Those of you who follow me on Twitter have probably seen me mention VoldFS. It’s my latest spare-time coding project, in which I’m using FUSE (and Python) to implement a filesystem interface on top of Voldemort. To satisfy the curious, here’s a first cut at a FAQ.
Why a filesystem?
Voldemort is pretty easy to use, but providing a filesystem interface makes it possible for even “naive” programs that know nothing about Voldemort to access data stored there. It also provides things like directories, UNIX-style owners and groups, and byte-level access to arbitrarily large files. Lastly, it handles some common contention/consistency issues in what I hope is a useful way, instead of requiring the application to deal with those issues itself.
I wanted to try out some ideas for implementing a filesystem on top of a distributed data store where the pieces were addressed by arbitrary keys. I’d already written CassFS, and Artur Bergman already wrote RiakFS, so Voldemort was just kind of next. The main requirement besides key/value access (preferably with binary-safe keys and values) is that the data store support some sort of conditional-put functionality as the basis for how VoldFS handles contended writes (including directory changes). I very much plan to make VoldFS work on top of kumofs as well, and I or others might add support for other back ends too.
How does it perform?
Well enough to be usable, but it’s certainly no speed daemon.
Well, not because it’s FUSE and not because it’s Python (though Python’s string/buffer semantics do force a bit more copying than I’d like).

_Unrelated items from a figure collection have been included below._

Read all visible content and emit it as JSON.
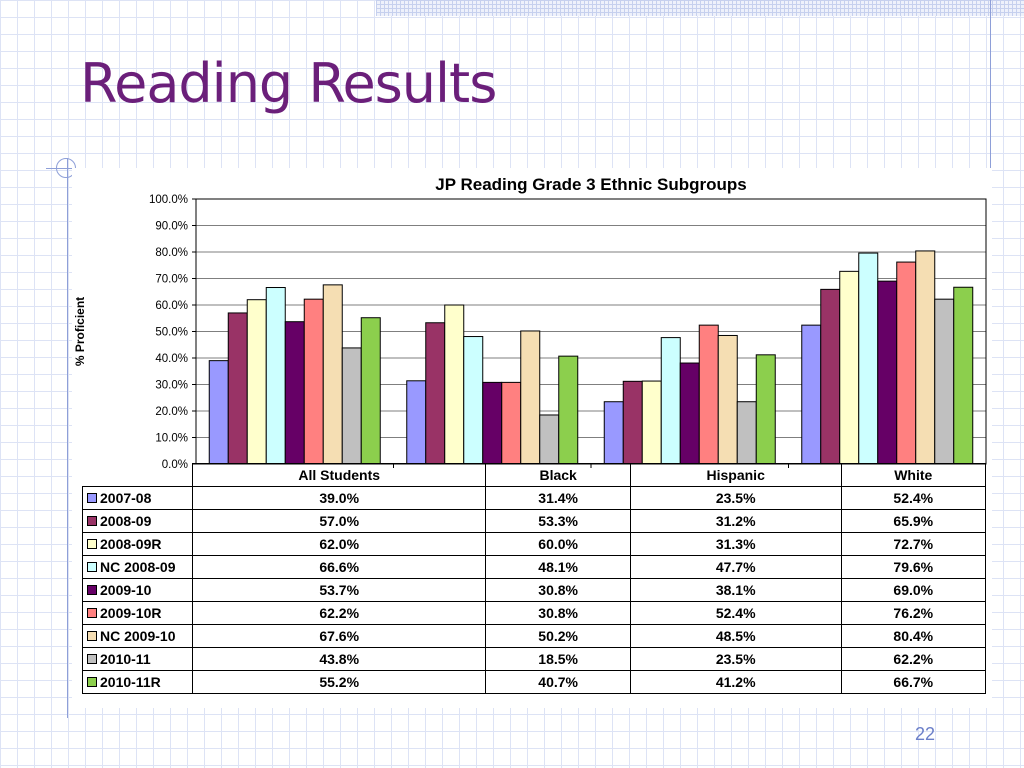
{
  "slide": {
    "title": "Reading Results",
    "page_number": "22"
  },
  "chart_data": {
    "type": "bar",
    "title": "JP Reading Grade 3 Ethnic Subgroups",
    "xlabel": "",
    "ylabel": "% Proficient",
    "ylim": [
      0,
      100
    ],
    "y_ticks": [
      "0.0%",
      "10.0%",
      "20.0%",
      "30.0%",
      "40.0%",
      "50.0%",
      "60.0%",
      "70.0%",
      "80.0%",
      "90.0%",
      "100.0%"
    ],
    "grid": true,
    "legend": "data-table-below",
    "categories": [
      "All Students",
      "Black",
      "Hispanic",
      "White"
    ],
    "series": [
      {
        "name": "2007-08",
        "color": "#9999ff",
        "values": [
          39.0,
          31.4,
          23.5,
          52.4
        ],
        "labels": [
          "39.0%",
          "31.4%",
          "23.5%",
          "52.4%"
        ]
      },
      {
        "name": "2008-09",
        "color": "#993366",
        "values": [
          57.0,
          53.3,
          31.2,
          65.9
        ],
        "labels": [
          "57.0%",
          "53.3%",
          "31.2%",
          "65.9%"
        ]
      },
      {
        "name": "2008-09R",
        "color": "#ffffcc",
        "values": [
          62.0,
          60.0,
          31.3,
          72.7
        ],
        "labels": [
          "62.0%",
          "60.0%",
          "31.3%",
          "72.7%"
        ]
      },
      {
        "name": "NC 2008-09",
        "color": "#ccffff",
        "values": [
          66.6,
          48.1,
          47.7,
          79.6
        ],
        "labels": [
          "66.6%",
          "48.1%",
          "47.7%",
          "79.6%"
        ]
      },
      {
        "name": "2009-10",
        "color": "#660066",
        "values": [
          53.7,
          30.8,
          38.1,
          69.0
        ],
        "labels": [
          "53.7%",
          "30.8%",
          "38.1%",
          "69.0%"
        ]
      },
      {
        "name": "2009-10R",
        "color": "#ff8080",
        "values": [
          62.2,
          30.8,
          52.4,
          76.2
        ],
        "labels": [
          "62.2%",
          "30.8%",
          "52.4%",
          "76.2%"
        ]
      },
      {
        "name": "NC 2009-10",
        "color": "#f5deb3",
        "values": [
          67.6,
          50.2,
          48.5,
          80.4
        ],
        "labels": [
          "67.6%",
          "50.2%",
          "48.5%",
          "80.4%"
        ]
      },
      {
        "name": "2010-11",
        "color": "#c0c0c0",
        "values": [
          43.8,
          18.5,
          23.5,
          62.2
        ],
        "labels": [
          "43.8%",
          "18.5%",
          "23.5%",
          "62.2%"
        ]
      },
      {
        "name": "2010-11R",
        "color": "#8ccf4d",
        "values": [
          55.2,
          40.7,
          41.2,
          66.7
        ],
        "labels": [
          "55.2%",
          "40.7%",
          "41.2%",
          "66.7%"
        ]
      }
    ]
  }
}
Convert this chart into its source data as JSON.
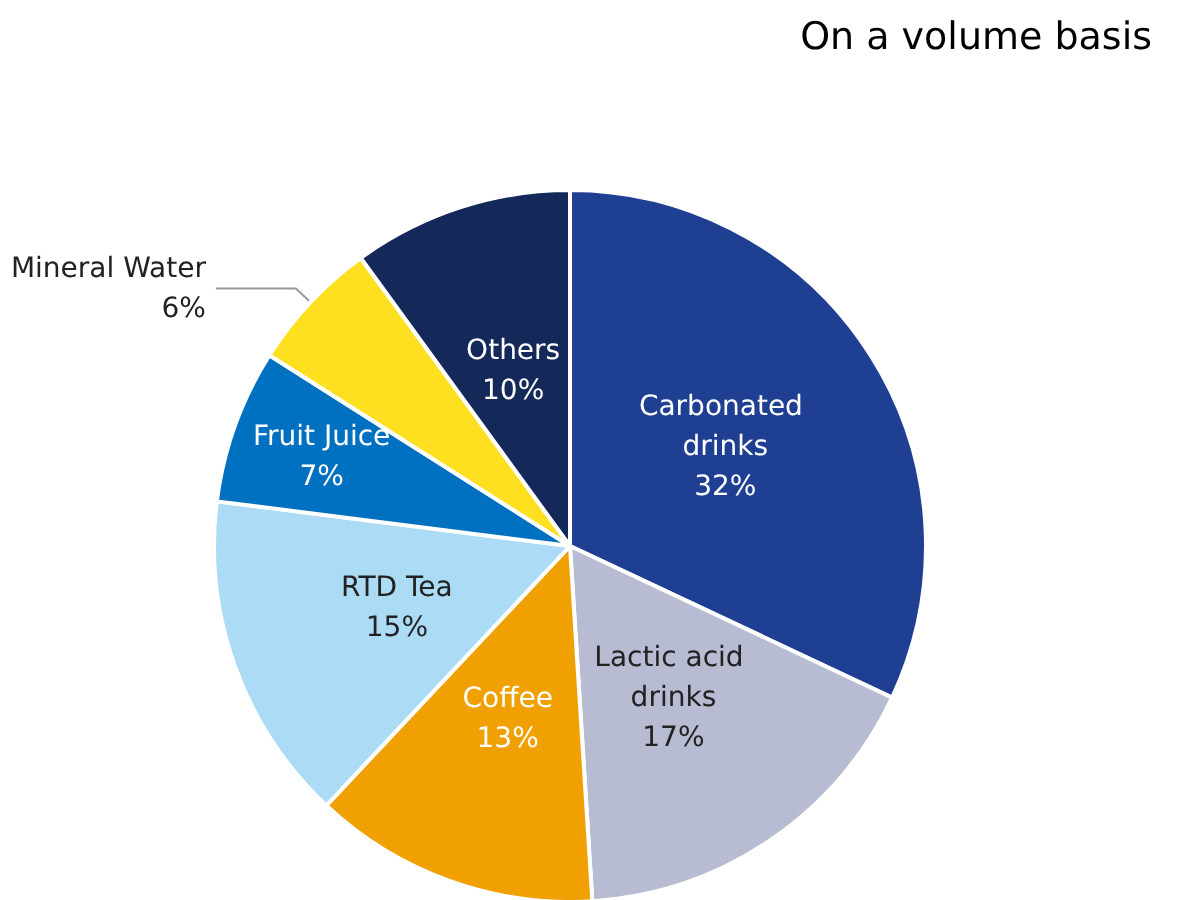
{
  "chart_data": {
    "type": "pie",
    "title": "On a volume basis",
    "categories": [
      "Carbonated drinks",
      "Lactic acid drinks",
      "Coffee",
      "RTD Tea",
      "Fruit Juice",
      "Mineral Water",
      "Others"
    ],
    "values": [
      32,
      17,
      13,
      15,
      7,
      6,
      10
    ],
    "colors": [
      "#1f3f93",
      "#b7bcd2",
      "#f0a000",
      "#acdcf5",
      "#0070c0",
      "#ffe020",
      "#14285a"
    ],
    "value_labels": [
      "32%",
      "17%",
      "13%",
      "15%",
      "7%",
      "6%",
      "10%"
    ],
    "legend": false
  }
}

The in-store format has been specifically designed so that a transition to Cython should be easy, and the algorithms could be implemented readily in any other language including C, but I wouldn’t expect dramatic gains from that. Mostly it’s not all that fast because it does practically no caching. Some caching is possible and will improve performance significantly for non-contended use, but handling consistency issues properly in this kind of system will always involve some sacrifice of performance.
Does it scale?
Yes, pretty much as well as the underlying data store does – which is very well in this case.
But aren’t performance and scalability the same thing?
How does it work?
The basic principle of operation is copy-on-write. Instead of modifying data in place, modifications are done by copying and then storing the modified version under a new key. This is done from data “leaves” through indirect blocks until, as the very last operation, the inode “root” is updated in place pointing to the new keys. This is where we use conditional puts, to detect conflicts and retry; nobody sees any of the new keys until we’ve successfully updated the inode. Directories work in a similar way, using hashes instead of block numbers, and there’s even more stuff involving buckets and such that I’ll describe more fully later, but that’s the gist of it.
Doesn’t that approach leave you with a garbage-collection problem?
Yes, it does.
Will it be open source?
Yes. I still have to add the license verbiage – haven’t decided between LGPL/Apache/BSD/custom yet – and do a few other cleanup/packaging things, then I’ll put it on github like I did with CassFS.
Right now I can mount a VoldFS filesystem, create and list directories, read and write files, use cp/tar to move whole directory trees in and out, and expect data to persist in Voldemort so that I can remount later or on another machine and retrieve everything correctly. Many entry points (e.g. chown/chmod, rename, anything to do with symlinks) are stubbed out or completely unimplemented, so lots of other operations or programs (e.g. rsync) still fail. There’s also a bunch of stuff that’s hard-coded that shouldn’t be, so it’s not even ready for casual use yet, but I’ll put the code up anyway so my fellow developers can see where I’m going and offer feedback. After that I’ll keep implementing more of those entry points, adding proper permissions checks, and – most importantly – working on the contended-update cases. Then I’ll test the heck out of it before I declare it ready for prime time.